In keeping with Leisa’s posts about Yeshua in the Tabernacle, I wanted to discuss the concept of how far the east from the west is. This may not seem like a subject connected to the Tabernacle, but it most definitely fits in.
Western civilization orients itself northerly. All our maps are drawn with North being on the top of the page. We have a North pole at the top of the Earth and a South pole at the bottom of the Earth. Yet the Earth rotates on its axis in an easterly direction. Its movement is a continuous east-to-west-to-east rotation. While the North and South poles are definite points on the planet, and as such have a finite distance from one to the other, that is not true for the east or the west. There are no poles that delineate east and west. There are no fixed points on the globe that say, “This is east and this is west!” East to west to east is continuous, unending, and infinite.
Do you know how the Tabernacle was built? It was built in an east to west direction. On Yom Kippur, the Day of Atonement, the high priest offered up the sacrifices from the east and worked his way to the west, where the Holy of Holies was situated. There were two goats – one for a sin offering and one to be sent out into the wilderness, symbolically carrying the sins of the Israelites away. The goat that was freed was released in an easterly direction into the wilderness. This symbolized Israel’s sins being removed from the east to the west and remembered no more.
Knowing that east to west is a limitless and non-ending rotation, Psalm 103:12 becomes clear: “He has removed our sins from us as far as the east is from the west.” That means our sins are removed from us in a way that has no end. There is no finite stop on this east-to-west direction.

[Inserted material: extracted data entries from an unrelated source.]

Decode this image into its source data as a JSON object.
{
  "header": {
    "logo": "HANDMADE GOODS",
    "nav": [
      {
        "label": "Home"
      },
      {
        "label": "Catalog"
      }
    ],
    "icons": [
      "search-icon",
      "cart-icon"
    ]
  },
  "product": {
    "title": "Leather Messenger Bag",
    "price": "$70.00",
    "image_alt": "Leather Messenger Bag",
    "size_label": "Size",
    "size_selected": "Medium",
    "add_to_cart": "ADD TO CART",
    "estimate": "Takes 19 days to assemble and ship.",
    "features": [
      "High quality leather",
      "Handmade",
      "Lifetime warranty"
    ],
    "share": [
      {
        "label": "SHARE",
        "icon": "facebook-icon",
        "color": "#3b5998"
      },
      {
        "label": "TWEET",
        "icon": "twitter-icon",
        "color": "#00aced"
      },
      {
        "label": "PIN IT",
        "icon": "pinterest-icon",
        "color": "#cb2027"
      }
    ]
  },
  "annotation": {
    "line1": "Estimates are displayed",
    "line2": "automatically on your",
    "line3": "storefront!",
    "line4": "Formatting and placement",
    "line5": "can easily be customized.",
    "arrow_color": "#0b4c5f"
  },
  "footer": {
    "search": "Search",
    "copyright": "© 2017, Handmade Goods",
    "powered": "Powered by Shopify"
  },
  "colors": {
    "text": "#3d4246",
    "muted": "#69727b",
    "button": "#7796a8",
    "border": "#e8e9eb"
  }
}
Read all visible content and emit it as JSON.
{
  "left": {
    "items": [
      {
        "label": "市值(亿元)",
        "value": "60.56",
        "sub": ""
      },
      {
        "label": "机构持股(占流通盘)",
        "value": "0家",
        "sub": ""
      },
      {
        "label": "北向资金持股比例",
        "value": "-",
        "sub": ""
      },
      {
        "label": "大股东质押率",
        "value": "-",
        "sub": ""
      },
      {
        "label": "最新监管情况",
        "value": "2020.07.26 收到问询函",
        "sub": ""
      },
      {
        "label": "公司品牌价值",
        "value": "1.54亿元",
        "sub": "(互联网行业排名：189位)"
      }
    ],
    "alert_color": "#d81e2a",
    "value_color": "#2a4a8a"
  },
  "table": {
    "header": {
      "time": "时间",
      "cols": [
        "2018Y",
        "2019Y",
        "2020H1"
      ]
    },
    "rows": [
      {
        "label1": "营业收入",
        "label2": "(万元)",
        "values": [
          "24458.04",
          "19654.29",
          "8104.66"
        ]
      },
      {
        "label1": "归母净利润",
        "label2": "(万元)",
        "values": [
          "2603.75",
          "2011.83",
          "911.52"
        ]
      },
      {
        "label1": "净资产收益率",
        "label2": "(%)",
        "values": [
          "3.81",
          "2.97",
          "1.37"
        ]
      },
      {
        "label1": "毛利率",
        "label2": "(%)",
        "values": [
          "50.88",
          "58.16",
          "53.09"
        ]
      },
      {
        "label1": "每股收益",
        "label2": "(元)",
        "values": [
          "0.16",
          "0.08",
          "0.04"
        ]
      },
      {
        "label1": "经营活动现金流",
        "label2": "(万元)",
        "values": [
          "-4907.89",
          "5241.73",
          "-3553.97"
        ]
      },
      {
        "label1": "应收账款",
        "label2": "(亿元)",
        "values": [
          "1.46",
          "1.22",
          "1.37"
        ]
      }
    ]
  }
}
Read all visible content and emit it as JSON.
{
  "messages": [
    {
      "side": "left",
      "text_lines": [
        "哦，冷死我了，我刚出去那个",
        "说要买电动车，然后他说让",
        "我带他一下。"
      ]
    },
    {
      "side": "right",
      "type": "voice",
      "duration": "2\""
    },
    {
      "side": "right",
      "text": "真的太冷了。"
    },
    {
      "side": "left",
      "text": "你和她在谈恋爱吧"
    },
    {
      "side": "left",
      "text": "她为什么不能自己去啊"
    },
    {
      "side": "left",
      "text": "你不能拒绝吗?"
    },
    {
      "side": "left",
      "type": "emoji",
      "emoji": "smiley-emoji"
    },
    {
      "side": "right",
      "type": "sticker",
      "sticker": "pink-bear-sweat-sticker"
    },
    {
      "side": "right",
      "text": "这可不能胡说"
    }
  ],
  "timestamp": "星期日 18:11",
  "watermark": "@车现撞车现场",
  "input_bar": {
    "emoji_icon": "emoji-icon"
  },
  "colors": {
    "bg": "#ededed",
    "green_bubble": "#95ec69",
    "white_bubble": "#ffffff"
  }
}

I looked up the Hebrew word for east in Strong’s concordance. The word is qedem. It not only means “east,” but means forward and everlasting. Our sins are flung forward, away from us, in an everlasting way. Our sins are removed from us in the infinite arc of eternity, in an east to west direction.
Aaron (and all subsequent High Priests) were ordered to sprinkle the blood of the sin offering on Yom Kippur in this way: “He is to take some of the bull’s blood and sprinkle it with his finger on the ark-cover toward the east; and in front of the ark-cover he is to sprinkle some of the blood with his finger seven times.” (Deut. 16:14 CJB)
As you can see, the High Priest was to sprinkle the blood on the Ark-cover toward the east. And in front of it, he was to sprinkle the blood with his fingers seven times. In the Bible, the number 7 represents completeness and achievement. For example, it was on the 7th day that Adonai rested after his act of Creation.
We can take from the text of Deuteronomy above that at the end of the services of Yom Kippur, the act of atonement was complete, the sins of the people removed for eternity. Take a moment to consider the implications of Messiah removing our sins as far as the east is from the west, becoming the sin offering and the Azazel goat in one moment.
We have been shown no greater love than this.